Dia orangnya sangat nakal, sering mengusil dan menggangguku. Membuatku hidupku jadi tak tenteram. Huft! Tapi kenapa setiap kali ia tak datang ke sekolah, aku merasa ada yang kurang. Anak yang nakal, tapi kenapa bikin kangen? Dan sikapnya yang acuh memberikan pesona yang bikin jantung deg-degan.
Eits! Mikirin apaan sih kamu! Dia kan musuh terbesar kamu!
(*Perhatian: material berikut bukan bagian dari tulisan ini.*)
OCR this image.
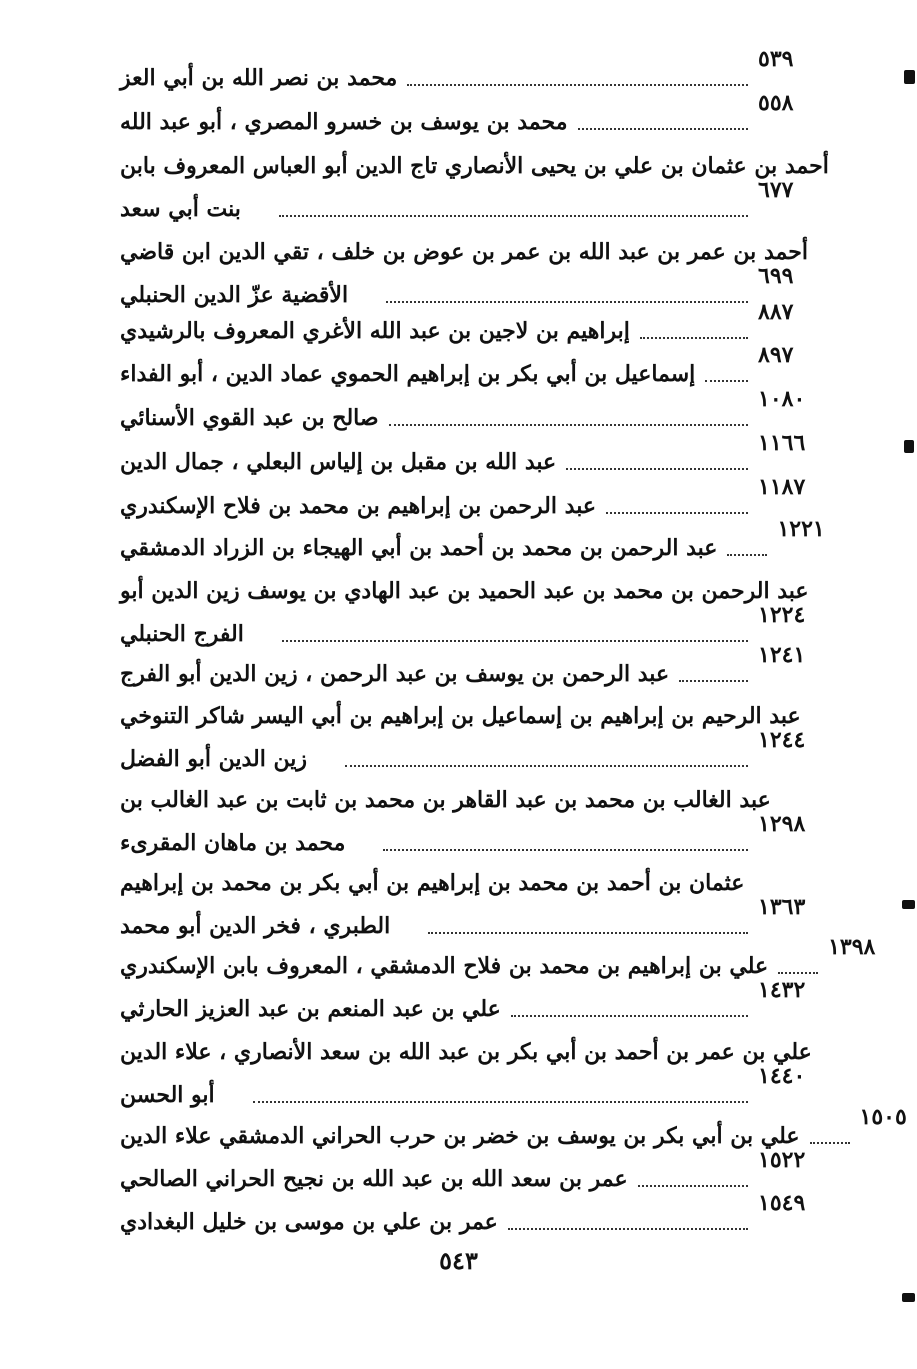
محمد بن نصر الله بن أبي العز
٥٣٩
محمد بن يوسف بن خسرو المصري ، أبو عبد الله
٥٥٨
أحمد بن عثمان بن علي بن يحيى الأنصاري تاج الدين أبو العباس المعروف بابن
بنت أبي سعد
٦٧٧
أحمد بن عمر بن عبد الله بن عمر بن عوض بن خلف ، تقي الدين ابن قاضي
الأقضية عزّ الدين الحنبلي
٦٩٩
إبراهيم بن لاجين بن عبد الله الأغري المعروف بالرشيدي
٨٨٧
إسماعيل بن أبي بكر بن إبراهيم الحموي عماد الدين ، أبو الفداء
٨٩٧
صالح بن عبد القوي الأسنائي
١٠٨٠
عبد الله بن مقبل بن إلياس البعلي ، جمال الدين
١١٦٦
عبد الرحمن بن إبراهيم بن محمد بن فلاح الإسكندري
١١٨٧
عبد الرحمن بن محمد بن أحمد بن أبي الهيجاء بن الزراد الدمشقي
١٢٢١
عبد الرحمن بن محمد بن عبد الحميد بن عبد الهادي بن يوسف زين الدين أبو
الفرج الحنبلي
١٢٢٤
عبد الرحمن بن يوسف بن عبد الرحمن ، زين الدين أبو الفرج
١٢٤١
عبد الرحيم بن إبراهيم بن إسماعيل بن إبراهيم بن أبي اليسر شاكر التنوخي
زين الدين أبو الفضل
١٢٤٤
عبد الغالب بن محمد بن عبد القاهر بن محمد بن ثابت بن عبد الغالب بن
محمد بن ماهان المقرىء
١٢٩٨
عثمان بن أحمد بن محمد بن إبراهيم بن أبي بكر بن محمد بن إبراهيم
الطبري ، فخر الدين أبو محمد
١٣٦٣
علي بن إبراهيم بن محمد بن فلاح الدمشقي ، المعروف بابن الإسكندري
١٣٩٨
علي بن عبد المنعم بن عبد العزيز الحارثي
١٤٣٢
علي بن عمر بن أحمد بن أبي بكر بن عبد الله بن سعد الأنصاري ، علاء الدين
أبو الحسن
١٤٤٠
علي بن أبي بكر بن يوسف بن خضر بن حرب الحراني الدمشقي علاء الدين
١٥٠٥
عمر بن سعد الله بن عبد الله بن نجيح الحراني الصالحي
١٥٢٢
عمر بن علي بن موسى بن خليل البغدادي
١٥٤٩
٥٤٣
Aku menggeleng sembari menatap sekilas ke arah Nunu yang tengah duduk di meja depan sambil jari-jarinya memainkan senar gitar dan menghasilkan bunyi yang sangat merdu. Sekilas mata kami bertemu dan ia tersenyum, cepat-cepat kualihkan pandanganku ke arah lain dan cepat-cepat menguasai hatiku sebelum jatuh dalam lubang yang tak mungkin dapat aku keluar dari dalamnya.
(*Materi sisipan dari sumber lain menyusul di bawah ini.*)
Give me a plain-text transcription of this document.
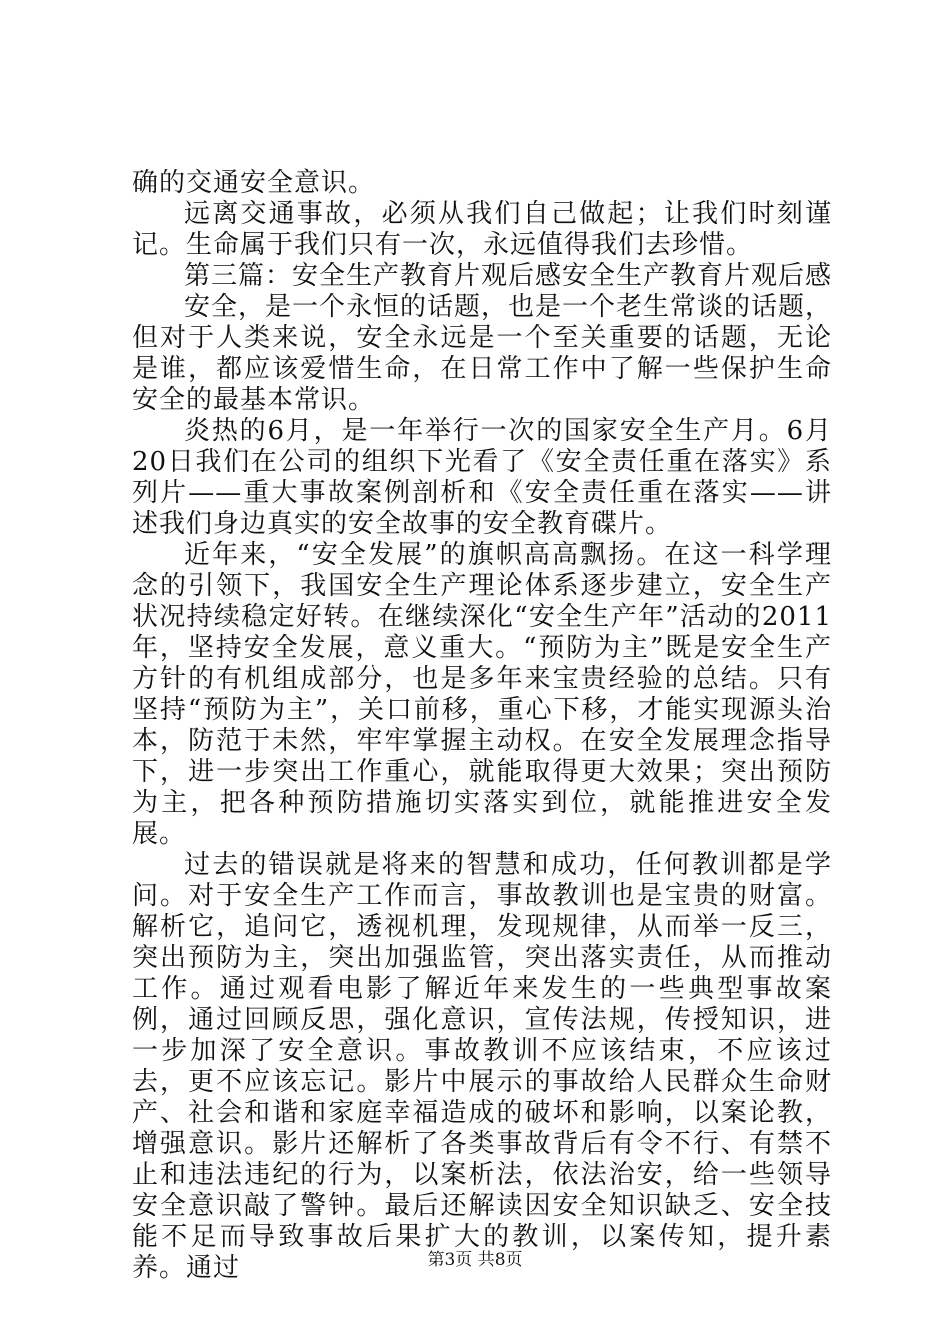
确的交通安全意识。

远离交通事故，必须从我们自己做起；让我们时刻谨记。生命属于我们只有一次，永远值得我们去珍惜。

第三篇：安全生产教育片观后感安全生产教育片观后感

安全，是一个永恒的话题，也是一个老生常谈的话题，但对于人类来说，安全永远是一个至关重要的话题，无论是谁，都应该爱惜生命，在日常工作中了解一些保护生命安全的最基本常识。

炎热的6月，是一年举行一次的国家安全生产月。6月20日我们在公司的组织下光看了《安全责任重在落实》系列片——重大事故案例剖析和《安全责任重在落实——讲述我们身边真实的安全故事的安全教育碟片。

近年来，“安全发展”的旗帜高高飘扬。在这一科学理念的引领下，我国安全生产理论体系逐步建立，安全生产状况持续稳定好转。在继续深化“安全生产年”活动的2011年，坚持安全发展，意义重大。“预防为主”既是安全生产方针的有机组成部分，也是多年来宝贵经验的总结。只有坚持“预防为主”，关口前移，重心下移，才能实现源头治本，防范于未然，牢牢掌握主动权。在安全发展理念指导下，进一步突出工作重心，就能取得更大效果；突出预防为主，把各种预防措施切实落实到位，就能推进安全发展。

过去的错误就是将来的智慧和成功，任何教训都是学问。对于安全生产工作而言，事故教训也是宝贵的财富。解析它，追问它，透视机理，发现规律，从而举一反三，突出预防为主，突出加强监管，突出落实责任，从而推动工作。通过观看电影了解近年来发生的一些典型事故案例，通过回顾反思，强化意识，宣传法规，传授知识，进一步加深了安全意识。事故教训不应该结束，不应该过去，更不应该忘记。影片中展示的事故给人民群众生命财产、社会和谐和家庭幸福造成的破坏和影响，以案论教，增强意识。影片还解析了各类事故背后有令不行、有禁不止和违法违纪的行为，以案析法，依法治安，给一些领导安全意识敲了警钟。最后还解读因安全知识缺乏、安全技能不足而导致事故后果扩大的教训，以案传知，提升素养。通过	第3页 共8页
Aku bangkit dari tempat dudukku dan keluar dari kelas dan pergi ke ruang OSIS. Aku lewat di depannya. Ingin sekali aku lihat wajahnya dan menyapanya, tapi entah mengapa pikiranku berkata untuk tidak menoleh padanya. Maka kubiarkan hatiku menangis kerana tak dapat memandangnya dari dekat.
Aku mendesah pelan. Seolah ada sesuatu yang mencekat di dalam kerongkonganku. Seperti ada godam berat yang menjatuhi kepalaku, rasanya sakit sekali dan membuatku hampir terhuyung dan jatuh pingsan. Tapi, tiba-tiba tubuhku menegang, begitu kurasakan sebuah tangan menahan lengan kananku. Spontan aku berbalik dan menatap tajam pada sosok yang tersenyum jail, namun matanya selalu terlihat teduh dan membuat hatiku berdebar-debar hebat.
“Ada apa?!” tanyaku ketus.
“Nggak. Cuma mau bilang, tolong beliin minuman di kantin.” jawabnya enteng dan tentunya dengan senyum usilnya.
“Emang gue pembantu elo apa?” kataku masih dengan suara ketus.
“Iya. Elo emang kacung gue.” sahutnya tenang.
“Sejak kapan gue jadi kacung elo? daftar aja gue nggak ngerasa tuh!” kataku masih ketus dan cuek bebek.
“Sejak detik ini.”
“Emangnya siapa elo, berani-beraninya nyuruh gue dan ngaku-ngaku gue kacung elo?!”
Ini benar-benar keterlaluan. Aku tak dapat lagi menahan emosiku. Kalaupun kami berkelahi dan dipanggil BP aku tak merasa apa, kerana dia duluan yang menyulut emosiku. Tiap harinya seperti tak ada hari yang damai tanpa pertengkaran kami. Hingga anak-anak yang lain merasa bosan untuk melerai kami.
Tanpa kuduga tubuh Nunu mendekat. Bikin jantungku mau copot aja. Aku tahu ia tersenyum senang, kerana sudah membuatku berdebar dan pipiku memerah. Namun ternyata ia membisikan sesuatu di telingaku.
“Kerana gue adalah hujan dalam hati elo. Dan elo nggak dapat membiarkan gue mati dalam hati elo. Jadi elo akan ngelakuin apa aja biar gue tetep hidup di hati elo. Dan elo jadi deh kacung gue.“ Nunu menjauh dariku dan tersenyum jahil.
Aku pasti menunjukkan wajah yang bego, sampai-sampai. Nunu mentertawakanku. Langsung saja kupasang wajah galakku. Bukannya takut, Nunu malah tertawa terpingkal-pingkal sampai memegang perut dan matanya berair.
Bengang ! Tentu saja aku SANGAT BENGANGLL!!! Dengan perasaan dongkol, aku langsung beredar meninggalkan Nunu yang masih tertawa terbahak-bahak.
“Hey! Mau ke mana? Gitu aja ngambek!” serunya dari belakangku. Namun aku tak memperdulikannya. Aku tetap berjalan meninggalkan satu manusia menyebalkan itu dengan sejuta kedongkolan.